8. Use a tissue adhesive glue to heal the operation wound on the head. Apply 50 µL of the glue on top of the wound, pull both sides of the skin together, and hold on for 30 s to allow the skin to seal (Figure 1I).
   CAUTION: Use 100% alcohol pad to clean the wound after surgery and 100 ul penicillin with streptomycin to prevent infection. NOTE: Mouse skin will form scar tissue and heal in a few days following the administration of the surgical glue. The main advantage of the glue is the avoidance of surgical stitches which may cause skin irritation or inflammation.

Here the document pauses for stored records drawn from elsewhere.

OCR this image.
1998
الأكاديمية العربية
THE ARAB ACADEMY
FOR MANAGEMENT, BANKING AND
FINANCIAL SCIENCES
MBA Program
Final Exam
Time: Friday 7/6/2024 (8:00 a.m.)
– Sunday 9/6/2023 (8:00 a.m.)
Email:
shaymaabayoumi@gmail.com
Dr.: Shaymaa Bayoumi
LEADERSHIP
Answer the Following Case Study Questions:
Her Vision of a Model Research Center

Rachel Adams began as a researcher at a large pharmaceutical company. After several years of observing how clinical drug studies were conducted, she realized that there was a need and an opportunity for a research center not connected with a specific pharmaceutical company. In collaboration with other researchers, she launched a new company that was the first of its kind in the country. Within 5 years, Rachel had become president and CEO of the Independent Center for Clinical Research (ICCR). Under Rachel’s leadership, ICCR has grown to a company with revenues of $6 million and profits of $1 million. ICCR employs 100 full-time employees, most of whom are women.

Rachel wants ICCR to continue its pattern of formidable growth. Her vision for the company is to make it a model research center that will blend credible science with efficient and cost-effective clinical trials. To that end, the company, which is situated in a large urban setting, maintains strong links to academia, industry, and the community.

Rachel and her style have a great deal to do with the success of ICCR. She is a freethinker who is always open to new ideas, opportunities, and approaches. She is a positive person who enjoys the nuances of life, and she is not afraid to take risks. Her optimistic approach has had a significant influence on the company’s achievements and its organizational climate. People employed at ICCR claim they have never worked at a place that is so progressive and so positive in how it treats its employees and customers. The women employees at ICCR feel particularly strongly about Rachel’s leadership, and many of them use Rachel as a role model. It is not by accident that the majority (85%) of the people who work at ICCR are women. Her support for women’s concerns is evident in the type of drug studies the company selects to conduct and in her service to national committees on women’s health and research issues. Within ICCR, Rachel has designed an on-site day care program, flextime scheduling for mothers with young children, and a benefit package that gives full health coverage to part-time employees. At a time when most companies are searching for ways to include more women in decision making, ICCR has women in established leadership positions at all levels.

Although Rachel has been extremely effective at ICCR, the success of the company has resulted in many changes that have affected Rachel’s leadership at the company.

9. Place the mouse in a clean cage kept on a warm plate (heated up to 37 °C) and wait until the mouse recovers from the anesthetic effect. 
   CAUTION: It is critical to maintain the mouse's body temperature to enhance the chance of survival after surgery.
10. After a one-week recovery period, the mice will be ready for further experiments, such as the Oral Glucose Tolerance Test (OGTT) and Insulin Tolerance Test (ITT).